The Fourier transform of the simulation results for the plain torus in Figure 6d showed only a small component at $3{f}_{0}$. In an attempt to find a higher nonlinear response, irregularities were added to the structure. A grated torus, one in which a periodic potential is added, is used in this work. Any structure may be examined using the FDTD method simply by specifying the potential $V\left(x,y,z\right)$.
The grated torus is shown in Figure 8. The torus shown has 20 peaks, and the difference between the peaks and the troughs is 0.6 eV. The corresponding ground eigenstate is shown in Figure 9 and also displays 20 peaks.
The results of a magnetic field described by Eq. (9) where ${B}_{\text{max}}\text{}=\text{}30\text{T}$ and ${f}_{0}\text{}=\text{}20\text{THz}$ on the grated torus are shown in Figure 10. The majority of the signal for the magnetic dipole moment is at ${f}_{0}$, but there is also a significant component at $3{f}_{0}$, as shown in Figure 10d. This corresponds with the second hyperpolarizability. This component is much more prominent than that seen in the plain torus in Figure 6d.
Figure 11 shows the component of the magnetic dipole moment determined at 20 THz ${f}_{0}$, across several magnetic field strengths. Because the hyperpolarizability has a cubic component at ${f}_{0}$, as shown in Eq. (16), a best fit line is created using a linear and a cubic response to match the calculated values. The linear coefficient, $\text{\alpha}$, is dominant and gives the polarizability.The cubic coefficient, $\gamma $, is a component of the second hyperpolarizability. These coefficients are used to create the solid fit line on the graph.
Similarly, the magnetic dipole moment from the Fourier transform can be determined at $2{f}_{0}$, which is the frequency of the second harmonic, to examine the hyperpolarizability. In the case of both the plain and grated torus, this component is not present in any significant amount.
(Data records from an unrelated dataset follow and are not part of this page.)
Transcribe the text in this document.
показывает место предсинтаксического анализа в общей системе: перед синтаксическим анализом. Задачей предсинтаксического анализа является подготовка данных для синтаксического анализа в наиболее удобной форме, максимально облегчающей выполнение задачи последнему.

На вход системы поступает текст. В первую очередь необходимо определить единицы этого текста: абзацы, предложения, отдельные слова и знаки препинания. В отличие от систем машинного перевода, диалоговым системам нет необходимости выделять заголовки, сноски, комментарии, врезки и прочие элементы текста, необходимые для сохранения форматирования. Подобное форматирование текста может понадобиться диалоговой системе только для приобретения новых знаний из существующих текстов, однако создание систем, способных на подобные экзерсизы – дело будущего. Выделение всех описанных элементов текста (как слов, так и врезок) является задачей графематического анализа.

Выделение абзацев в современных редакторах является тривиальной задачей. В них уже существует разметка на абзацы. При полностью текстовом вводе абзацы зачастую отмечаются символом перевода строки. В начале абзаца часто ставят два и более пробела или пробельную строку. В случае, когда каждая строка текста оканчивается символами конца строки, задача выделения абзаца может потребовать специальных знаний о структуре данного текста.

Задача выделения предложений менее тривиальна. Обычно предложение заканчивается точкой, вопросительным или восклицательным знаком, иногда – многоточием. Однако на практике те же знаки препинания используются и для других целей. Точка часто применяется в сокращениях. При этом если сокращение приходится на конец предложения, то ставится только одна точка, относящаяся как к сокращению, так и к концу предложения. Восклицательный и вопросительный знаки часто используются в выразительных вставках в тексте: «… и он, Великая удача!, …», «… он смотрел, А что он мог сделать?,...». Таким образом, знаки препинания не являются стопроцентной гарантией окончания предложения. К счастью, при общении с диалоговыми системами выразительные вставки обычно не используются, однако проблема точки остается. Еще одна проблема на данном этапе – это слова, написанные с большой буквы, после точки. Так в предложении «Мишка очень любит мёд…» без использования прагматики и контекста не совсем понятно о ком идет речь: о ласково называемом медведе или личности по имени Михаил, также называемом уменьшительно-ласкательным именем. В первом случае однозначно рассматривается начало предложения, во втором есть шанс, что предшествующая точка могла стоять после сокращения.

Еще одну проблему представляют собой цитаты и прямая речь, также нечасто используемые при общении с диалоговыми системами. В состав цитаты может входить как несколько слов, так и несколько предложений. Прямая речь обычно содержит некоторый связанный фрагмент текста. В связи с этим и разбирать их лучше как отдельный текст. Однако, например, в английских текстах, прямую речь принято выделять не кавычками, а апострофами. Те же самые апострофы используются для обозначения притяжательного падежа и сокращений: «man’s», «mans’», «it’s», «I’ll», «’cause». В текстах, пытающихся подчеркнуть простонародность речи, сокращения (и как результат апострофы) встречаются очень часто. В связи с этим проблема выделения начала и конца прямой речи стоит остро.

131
Figure 12 shows the component of the magnetic dipole moment at $3{f}_{0}$. The coefficient of the cubic response is a component of $\gamma $, the second hyperpolarizability. The cubic fit line is also shown in Figure 11. The ratio of $\gamma $ determined at $3{f}_{0}$ to $\gamma $ determined at ${f}_{0}$ is approximately -0.35, which is close to the ideal value of -$1/3$. This ratio can be seen in Eq. (16).
Conclusion
A method was introduced that uses the quantum FDTD calculation to determine the magnetic susceptibility of a torus and of a grated torus. The expectation value of the magnetic dipole moment was found as a function of the applied time-varying magnetic field amplitude to determine the magnetic susceptibility. The response of a torus was found to be linear, with no significant frequency components aside from that of the applied frequency. For the grated torus, the magnetic dipole moment at the third harmonic displays a cubic response to magnetic field strength, as expected. The ratio of $\gamma $ determined at $3{f}_{0}$ to $\gamma $ determined at ${f}_{0}$ was close to the predicted ratio of -1/3.
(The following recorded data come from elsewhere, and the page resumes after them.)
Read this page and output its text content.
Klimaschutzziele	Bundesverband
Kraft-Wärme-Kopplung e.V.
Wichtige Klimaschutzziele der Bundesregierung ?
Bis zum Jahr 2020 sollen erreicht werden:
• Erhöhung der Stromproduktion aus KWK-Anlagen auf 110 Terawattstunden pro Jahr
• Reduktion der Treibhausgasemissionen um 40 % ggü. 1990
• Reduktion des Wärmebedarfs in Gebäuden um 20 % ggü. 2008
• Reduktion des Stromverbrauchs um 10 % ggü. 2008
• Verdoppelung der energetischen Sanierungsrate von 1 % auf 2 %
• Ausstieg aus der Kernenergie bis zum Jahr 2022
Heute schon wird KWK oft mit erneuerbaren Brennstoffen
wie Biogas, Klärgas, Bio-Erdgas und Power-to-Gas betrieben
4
These simulations were done on a laptop computer with a 2.2 GHz processor and 8 GB of RAM. A time-varying simulation at a single frequency, as shown in Figure 6, took approximately 10 minutes.
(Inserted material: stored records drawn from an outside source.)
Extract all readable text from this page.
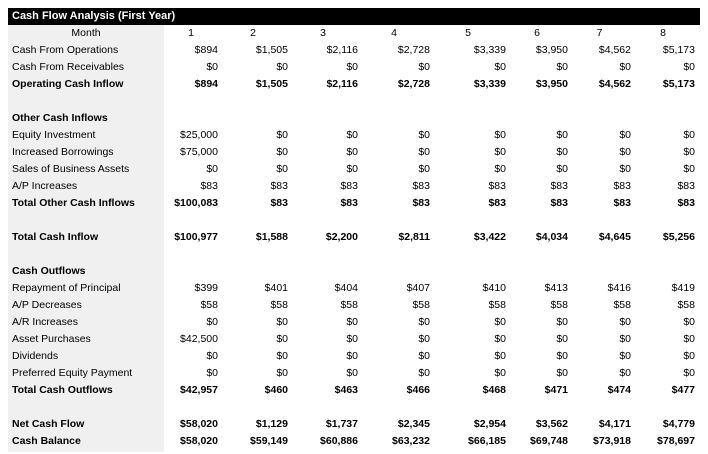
Cash Flow Analysis (First Year)
Month	1	2	3	4	5	6	7	8
Cash From Operations	$894	$1,505	$2,116	$2,728	$3,339	$3,950	$4,562	$5,173
Cash From Receivables	$0	$0	$0	$0	$0	$0	$0	$0
Operating Cash Inflow	$894	$1,505	$2,116	$2,728	$3,339	$3,950	$4,562	$5,173
Other Cash Inflows
Equity Investment	$25,000	$0	$0	$0	$0	$0	$0	$0
Increased Borrowings	$75,000	$0	$0	$0	$0	$0	$0	$0
Sales of Business Assets	$0	$0	$0	$0	$0	$0	$0	$0
A/P Increases	$83	$83	$83	$83	$83	$83	$83	$83
Total Other Cash Inflows	$100,083	$83	$83	$83	$83	$83	$83	$83
Total Cash Inflow	$100,977	$1,588	$2,200	$2,811	$3,422	$4,034	$4,645	$5,256
Cash Outflows
Repayment of Principal	$399	$401	$404	$407	$410	$413	$416	$419
A/P Decreases	$58	$58	$58	$58	$58	$58	$58	$58
A/R Increases	$0	$0	$0	$0	$0	$0	$0	$0
Asset Purchases	$42,500	$0	$0	$0	$0	$0	$0	$0
Dividends	$0	$0	$0	$0	$0	$0	$0	$0
Preferred Equity Payment	$0	$0	$0	$0	$0	$0	$0	$0
Total Cash Outflows	$42,957	$460	$463	$466	$468	$471	$474	$477
Net Cash Flow	$58,020	$1,129	$1,737	$2,345	$2,954	$3,562	$4,171	$4,779
Cash Balance	$58,020	$59,149	$60,886	$63,232	$66,185	$69,748	$73,918	$78,697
The FDTD method can simulate any structure, subject only to the resolution of the cell size and the dimensions of the problem space. This allows different nanostructures to be simulated, tested, and modified to search for the optimal nonlinear optical response. Future work will focus on creating these optimized structures.
Acknowledgements
EC, SM, and MGK acknowledge the generous support of the National Science Foundation, Grant ECCS-1128076.